The Internal Revenue Service plans to hold a conference call on July 8 with the six largest audit firms to convince them to do more to help track the use of secret foreign bank accounts for tax evasion.

Bloomberg News reported that IRS deputy commissioner Barry Shott wrote an e-mail to the firms in which he said the IRS was concerned about what it was "seeing and hearing" about the practices of some foreign banks. The IRS wants to discuss with the auditing firms the Qualified Intermediary program, which was launched in 2000 as a way for the IRS to keep tabs on U.S. taxpayer funds in foreign bank accounts.

The IRS has been probing the use of tax shelters in Switzerland, Lichtenstein and other countries.

Earlier this week, a judge gave the IRS the authority to serve a "John Doe" summons ordering UBS to provide information about U.S. taxpayers who use Swiss bank accounts to evade taxes (see Justice Department Seeks UBS Taxpayer Records).

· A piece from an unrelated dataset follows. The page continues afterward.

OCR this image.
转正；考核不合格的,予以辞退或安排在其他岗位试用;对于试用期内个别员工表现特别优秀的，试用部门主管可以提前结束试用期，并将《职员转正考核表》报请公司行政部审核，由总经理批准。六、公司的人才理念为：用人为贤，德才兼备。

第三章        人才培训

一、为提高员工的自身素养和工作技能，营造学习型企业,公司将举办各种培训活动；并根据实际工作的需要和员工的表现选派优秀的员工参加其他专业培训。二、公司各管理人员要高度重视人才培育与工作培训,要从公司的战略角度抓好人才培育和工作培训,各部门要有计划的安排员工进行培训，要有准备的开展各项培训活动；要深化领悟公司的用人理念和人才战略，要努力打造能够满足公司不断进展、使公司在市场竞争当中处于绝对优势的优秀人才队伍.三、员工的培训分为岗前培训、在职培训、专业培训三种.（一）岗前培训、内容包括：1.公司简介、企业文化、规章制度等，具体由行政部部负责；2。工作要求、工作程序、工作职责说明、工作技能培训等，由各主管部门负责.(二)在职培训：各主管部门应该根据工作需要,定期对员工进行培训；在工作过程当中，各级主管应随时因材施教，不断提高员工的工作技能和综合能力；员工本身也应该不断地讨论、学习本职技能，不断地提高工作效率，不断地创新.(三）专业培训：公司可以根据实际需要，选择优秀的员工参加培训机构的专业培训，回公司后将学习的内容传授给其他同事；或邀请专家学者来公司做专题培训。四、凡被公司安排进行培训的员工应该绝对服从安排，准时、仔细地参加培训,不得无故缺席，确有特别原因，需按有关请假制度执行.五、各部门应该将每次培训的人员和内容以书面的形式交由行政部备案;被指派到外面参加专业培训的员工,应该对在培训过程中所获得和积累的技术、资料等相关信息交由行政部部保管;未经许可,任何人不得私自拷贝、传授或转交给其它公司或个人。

In June, a former UBS banker, Bradley Birkenfeld, pleaded guilty to conspiring to defraud the IRS by helping clients avoid U.S. reporting requirements on income in Swiss bank accounts.

In February, the IRS said it was beginning enforcement actions against more than 100 U.S. taxpayers who had been sheltering their funds in secret bank accounts in Liechtenstein (see IRS Cracks Down on Liechtenstein Tax Evaders). Congress has also been pushing legislation to crack down on offshore tax havens (see Tax Haven Legislation Gaining Momentum).